Tuesday, March 14, 2017

Corporate Innovation is at Risk ...

A new product or service does not come around every day. Organizations are built around the core innovative idea and thrive on systems, processes and capabilities to manage subsequent growth. In more mature organizations, repeatable processes are created to deliver the value, service and support to customers. However, this "order and routine" also leads to a corporate culture that becomes “inhospitable” to innovation. Let me share a great quote from one of marketing's leading innovative thinkers - this would become my inspiration for this post. 

“Organizations by their very nature are designed to promote order and routine. They are inhospitable environment for innovation.” - Ted Levitt.

How can we look at innovation in a mature organization?

As someone has said, “innovation is anything, but business as usual.” Most daily tasks in an office tend to fall into the routine job duties, but the teams need to be encouraged to challenge the status quo and find ways to improve product, service, processes. In other words, INNOVATE! 

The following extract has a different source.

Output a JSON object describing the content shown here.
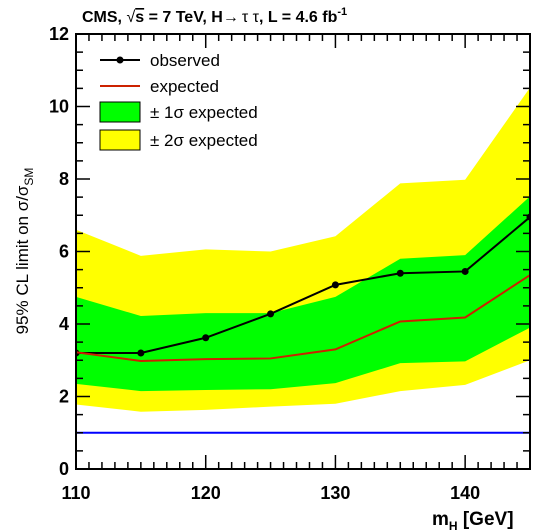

Let’s take an example of a project meeting that I participated in. While trying to resolve the poor quality complaint on a new product, it was brought to our attention that often the call-issue is not captured and/or is categorized inaccurately in CRM system. Adding a new complaint code based on new service would have seemed like an obvious next step, but, the support team was reluctant to do so, as it would overload the already complex list. A deeper dialogue revealed that patching the legacy systems (linear fixwas no longer a viable option and our analysts suggested an overhaul of CRM-coding that better represented the new business and customer experience priorities (innovative fix. I saw the innovation happen right there!

Innovation does not start at the CEO level, or even at one or 2 levels below. It can just as easily start at the lowest level, amongst the troops in the trenches. It is our analysts and managers, who are interacting with the customers, vendors and internal stakeholders that are most aware of the issues and probably can help lead or collaborate on more pragmatic go-forward strategies. 

If you happen to be in such advanced organizations, don't be surprised if the next great idea for customer service, cost efficiency, reporting, etc., comes from one of the many of the "routine" meetings. It is these voices that need to be heard! It is this “out of the box” thinking that needs to be encouraged! It is this "corporate culture" that needs to be nurtured! It is the senior leaders who should lead such "corporate innovation” by encouraging participation and curbing the “quick resolution” mindset.

Corporate innovation can only be kept alive if we let the “bottoms-up” approach to flourish.

Here are a few ideas to encourage corporate innovation:

  • Tying manager performance with matrix feedback from colleagues, which will ensure that managers are encouraging participation
  • Training project managers to record and follow-up on any “out of the box” initiatives that emanate from the routine meetings, instead of staying focused on task lists
  • Senior leadership finding time to discuss those ideas, not always relying on a formal business case to justify the time/resources spend
  • Institutionalizing a reward system for innovative ideas and solutions, and making sure idea, and NOT the value, is recognized - value invariably follows!

Corporate innovation, if done right, holds real promise for more mature organizations. It ought to be at the core of corporate culture and true leadership here would improve employee engagement, get them vested deeper with the organization’s success, and may significantly contribute to the bottom-line.